One of my theories on why Facebook, for example, became the dominant social networking site (instead of any of the myriad other emergent competitors at the time) was because 'Zuck' is a tool and was always willing to play ball with Wall Street - this is apparent from the earliest iteration of FB at Harvard when it was called "the face book" and his comment: "they trust me, dumb fucks."  If you listen to any presentation or interview he gives, what always astounds me is that he really never has anything to say at all.  Nothing insightful whatsoever - let alone something one would expect from the tech visionary he's purported to be.  There are other reasons too, of course, but I think that this was a critical ingredient.

And another example of the deep fraud of the Wall Street Silicon Valley nexus (to say nothing of governments intermingled in there too) as it pertains to facebook:

Notice the date of that video - it's not like this is new information.  So it's not about a legit commerce, rather it's about a nexus of fraud and monetary skimming around something presented by all connected parties as legitimate.  These stories keep coming out, and they're presented like it's a just discovered thing: http://createsend.com/t/d-C9E20F13D84C1EB1 Facebook claims more users than even exist. 

And, not to pick on FB specificially, because it's not like it's specific to FB:

http://www.zerohedge.com/news/2017-09-11/startling-anecdote-about-online-advertising-restoration-hardware

https://wolfstreet.com/2017/07/28/procter-gamble-slashed-digital-ad-spending-what-happened-next/

On a human level, I'm not sure how it all washes out in the end, but the world we've made for ourselves is certainly deeply dystopian on the digital front (and in real life too).  Back in the day people couldn't escape their past until national credit organizations became a mainstay of society allowing someone to pick up, move to a new place, and start over.  This is sort of the way that modern-mobile western society has operated, certainly for our lifetimes, it's an interesting question whether the pervasive digitized profile created for every person (as well as for persons who aren't real) has taken this away (ie, it's no longer possible to escape one's past - whether true or not). 

What does seem clear is that at some point internet and mobile phones end up not being worth the bother (cost) at all.  Just like TV became not worth the bother 20+ years ago and people are just now figuring it out and cutting the cords for good..

Interesting thread, makes me hate everyone..  ;\

on Sep 13, 2017

tid242

One of my theories on why Facebook, for example, became the dominant social networking site (instead of any of the myriad other emergent competitors at the time) was because 'Zuck' is a tool and was always willing to play ball with Wall Street - this is apparent from the earliest iteration of FB at Harvard when it was called "the face book" and his comment: "they trust me, dumb fucks."
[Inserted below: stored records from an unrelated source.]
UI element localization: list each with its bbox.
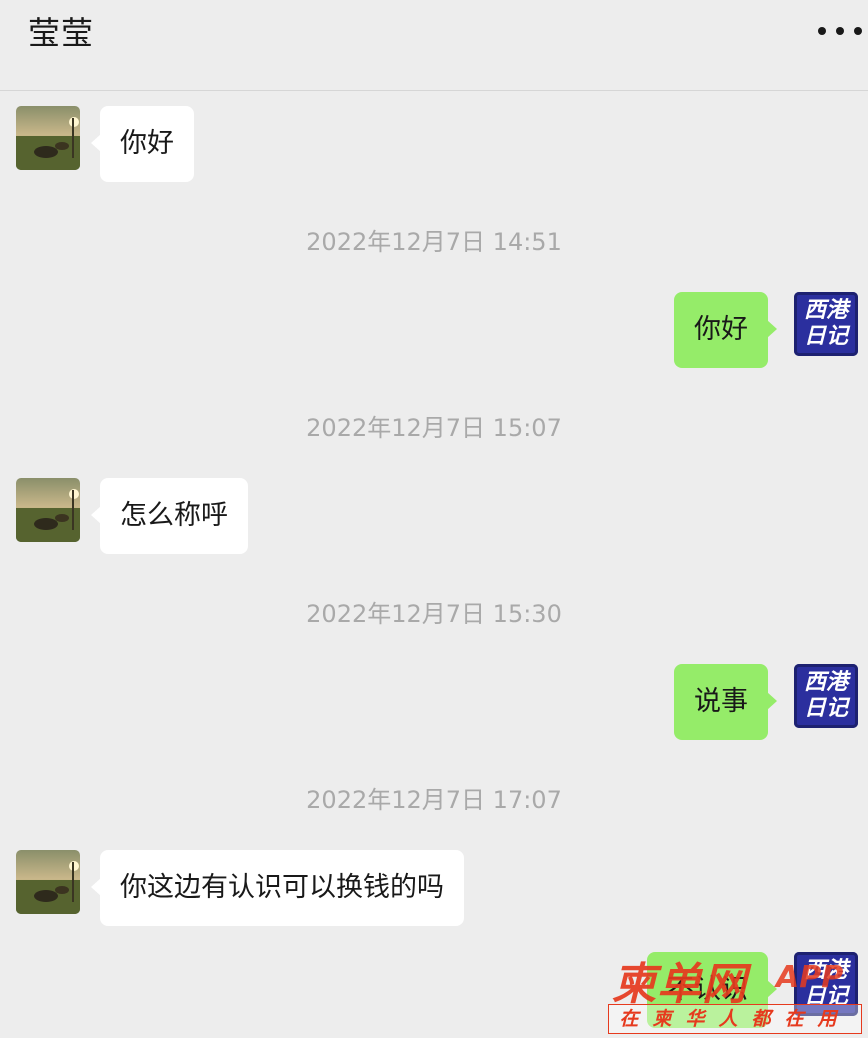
message-timestamp: 2022年12月7日 17:07 — [306, 786, 562, 814]
contact-avatar[interactable] — [16, 850, 80, 914]
avatar-text-line1: 西港 — [803, 298, 848, 323]
contact-avatar[interactable] — [16, 478, 80, 542]
avatar-text-line1: 西港 — [803, 958, 848, 983]
contact-avatar[interactable] — [16, 106, 80, 170]
chat-header: 莹莹 — [0, 0, 868, 91]
message-timestamp: 2022年12月7日 15:07 — [306, 414, 562, 442]
chat-title: 莹莹 — [28, 14, 95, 52]
message-timestamp: 2022年12月7日 14:51 — [306, 228, 562, 256]
more-dots-icon[interactable] — [818, 18, 862, 44]
message-bubble-sent[interactable]: 你好 — [674, 292, 777, 368]
message-bubble-received[interactable]: 你这边有认识可以换钱的吗 — [91, 850, 464, 926]
message-bubble-sent[interactable]: 说事 — [674, 664, 777, 740]
message-timestamp: 2022年12月7日 15:30 — [306, 600, 562, 628]
avatar-text-line2: 日记 — [803, 324, 848, 349]
message-bubble-sent[interactable]: 不认识 — [647, 952, 777, 1028]
self-avatar[interactable]: 西港 日记 — [794, 292, 858, 356]
avatar-text-line2: 日记 — [803, 984, 848, 1009]
chat-window: 莹莹 你好 2022年12月7日 14:51 你好 西港 日记 2022年12月… — [0, 0, 868, 1038]
avatar-text-line1: 西港 — [803, 670, 848, 695]
self-avatar[interactable]: 西港 日记 — [794, 664, 858, 728]
message-bubble-received[interactable]: 你好 — [91, 106, 194, 182]
message-bubble-received[interactable]: 怎么称呼 — [91, 478, 248, 554]
avatar-text-line2: 日记 — [803, 696, 848, 721]
self-avatar[interactable]: 西港 日记 — [794, 952, 858, 1016]
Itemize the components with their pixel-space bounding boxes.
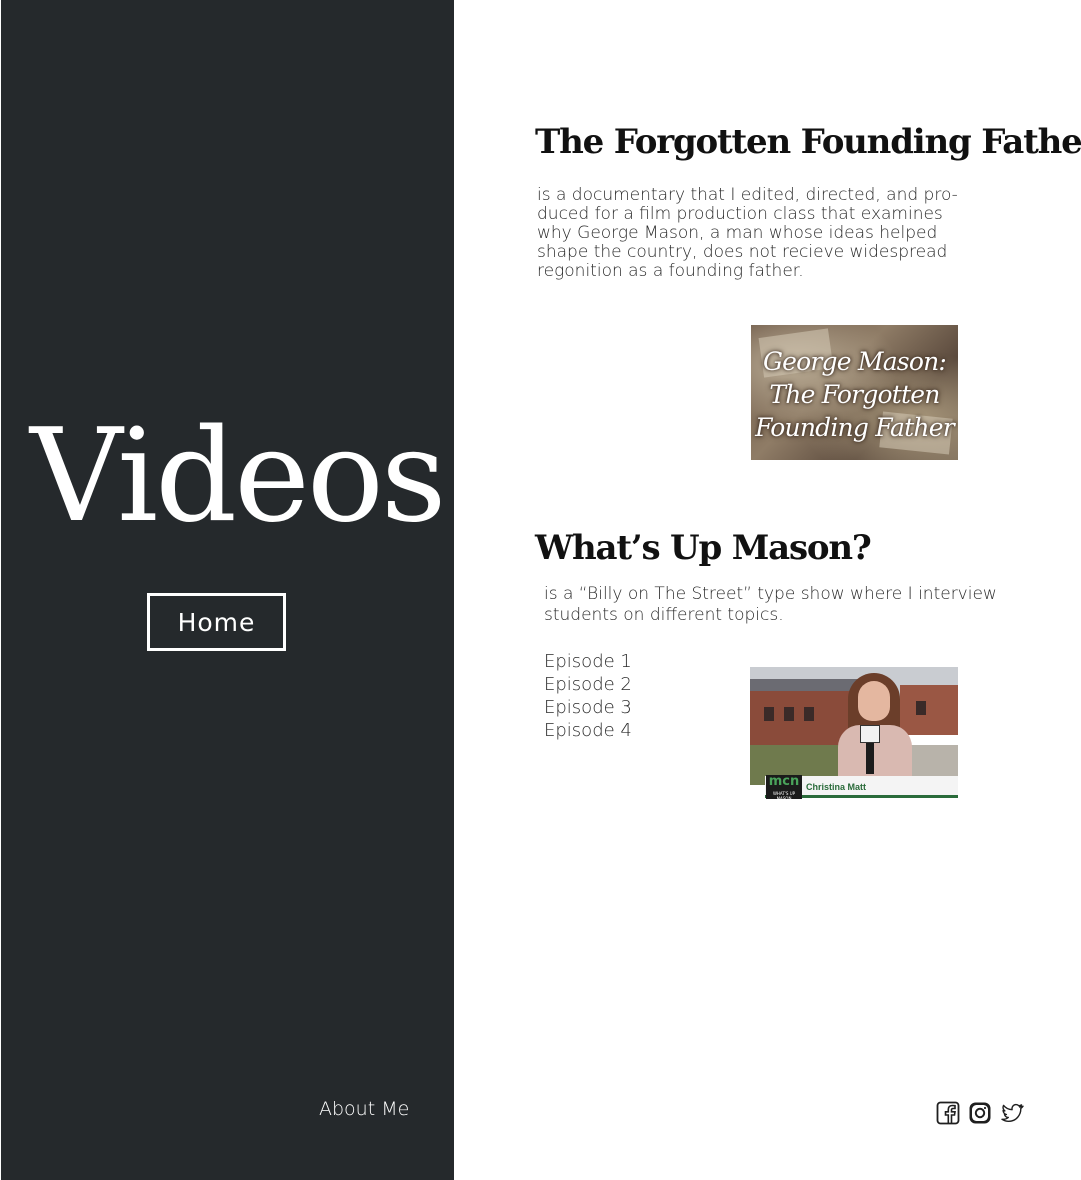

I don't like or trust Facebook, either.  Went there once and once only.  I regretted the decision that very day, with hundreds of emails arriving from Facebook to ask if I knew this or that person.  It took a couple of months to end the harassment, with Facebook following/tracking me across three completely unrelated email addresses to continue pumping out unwanted/unsolicited emails... all of it containing advertising... read SPAM!!!!

Never again!!!  Wouldn't go there again if they paid me.